Da mesma forma, como um espelho, tentei fechar sua garganta. Fazer com que implorasse
pelo ar do mesmo modo que eu, tomar-lhe os sentidos como fazia comigo, roubar-lhe a
respiração para que até o mais profundo de sua existência sufocasse, tal como eu sufocava.
Tentou voltar para seu portal, que quebrou ao seu desejo. Vi então a forma de tirar sua mão
gélida de minha pele, usando vidro quebrado para cortar seu pulso. O sangue jorrando, sua
vida se esvaindo pelo corte e correndo pelo chão. Custou também meu sangue, escapando
pelo mesmo pulso. O pior era como estava gelado. Angustiante, como milhões de espíritos
amargurados me possuíssem, o frio de um inferno de infelicidade, como se fosse eu a
personificação do pavor do qual os mortos são submetidos.
Que a morte me levasse ao fogo do inferno. Eu precisava ser o fogo. Mais e mais cortes para
que o calor entrasse por minha pele. Para que o sangue corresse quente. Voltei para os
pedaços de vidro, que começaram a explodir, de todos os lados. Vidro caindo do teto. O som
agudo ultrapassa os limites do insuportável, rasgando minha alma de tão alto. E quanto mais
eu podia ouvir, parecia que o frio aumentava.
Me arrastei pelo fogo e me encolhi implorando para que me cobrisse, me consumisse. Eu não
queria mais nada a não ser o fogo. Mesmo que queimasse o ar, me impedindo de respirar.

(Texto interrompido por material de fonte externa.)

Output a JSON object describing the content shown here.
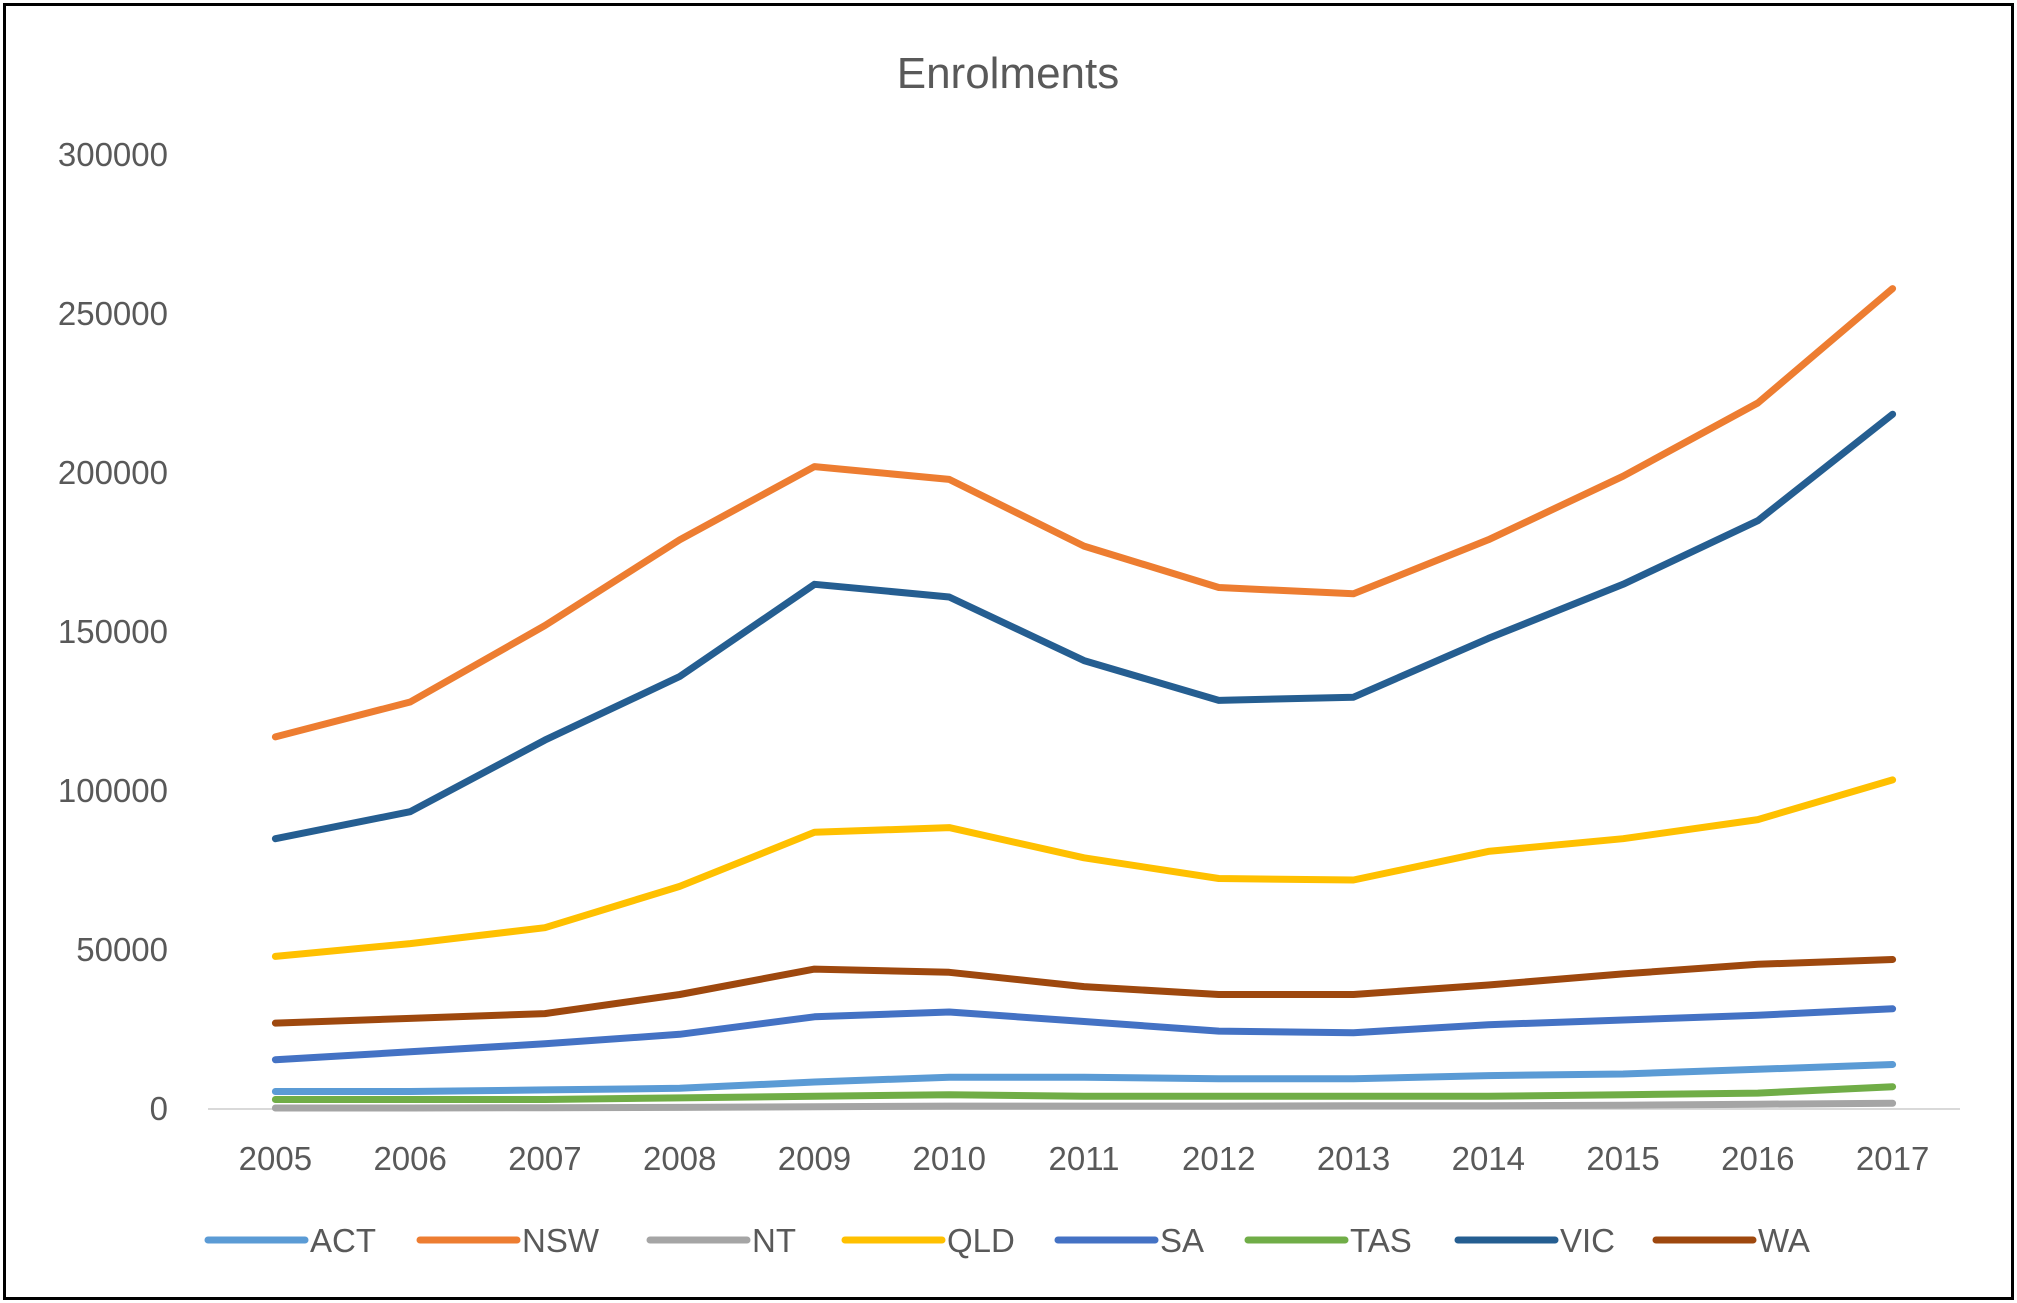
{
  "chart_data": {
    "type": "line",
    "title": "Enrolments",
    "xlabel": "",
    "ylabel": "",
    "categories": [
      "2005",
      "2006",
      "2007",
      "2008",
      "2009",
      "2010",
      "2011",
      "2012",
      "2013",
      "2014",
      "2015",
      "2016",
      "2017"
    ],
    "ylim": [
      0,
      300000
    ],
    "yticks": [
      "0",
      "50000",
      "100000",
      "150000",
      "200000",
      "250000",
      "300000"
    ],
    "grid": false,
    "legend_position": "bottom",
    "series": [
      {
        "name": "ACT",
        "color": "#5B9BD5",
        "values": [
          5500,
          5500,
          6000,
          6500,
          8500,
          10000,
          10000,
          9500,
          9500,
          10500,
          11000,
          12500,
          14000
        ]
      },
      {
        "name": "NSW",
        "color": "#ED7D31",
        "values": [
          117000,
          128000,
          152000,
          179000,
          202000,
          198000,
          177000,
          164000,
          162000,
          179000,
          199000,
          222000,
          258000
        ]
      },
      {
        "name": "NT",
        "color": "#A5A5A5",
        "values": [
          300,
          300,
          400,
          500,
          700,
          900,
          900,
          900,
          1000,
          1000,
          1200,
          1500,
          1800
        ]
      },
      {
        "name": "QLD",
        "color": "#FFC000",
        "values": [
          48000,
          52000,
          57000,
          70000,
          87000,
          88500,
          79000,
          72500,
          72000,
          81000,
          85000,
          91000,
          103500
        ]
      },
      {
        "name": "SA",
        "color": "#4472C4",
        "values": [
          15500,
          18000,
          20500,
          23500,
          29000,
          30500,
          27500,
          24500,
          24000,
          26500,
          28000,
          29500,
          31500
        ]
      },
      {
        "name": "TAS",
        "color": "#70AD47",
        "values": [
          3000,
          3000,
          3000,
          3500,
          4000,
          4500,
          4000,
          4000,
          4000,
          4000,
          4500,
          5000,
          7000
        ]
      },
      {
        "name": "VIC",
        "color": "#255E91",
        "values": [
          85000,
          93500,
          116000,
          136000,
          165000,
          161000,
          141000,
          128500,
          129500,
          148000,
          165000,
          185000,
          218500
        ]
      },
      {
        "name": "WA",
        "color": "#9E480E",
        "values": [
          27000,
          28500,
          30000,
          36000,
          44000,
          43000,
          38500,
          36000,
          36000,
          39000,
          42500,
          45500,
          47000
        ]
      }
    ]
  }
}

Respirar era atrair o frio. Eu estava muito grande, muito ar no corpo, muito frio. A casa era
pequena, e a cada segundo parecia infinitamente menor. As paredes se aproximando. Cada
vez respirando menos. Estava acabando, a casa consumindo o fogo, o fogo me consumindo.
Eu queria que acabasse logo, não havia mais nada no mundo que fosse quente o bastante
então não valia a pena viver. Me quebrando, contorcendo. Me entreguei a casa, ao fogo, ao
calor. Ficando tão pequena, menor que a vida, menos que o ar.
Continuo, cada vez mais dentro de mim, consumida pela memória.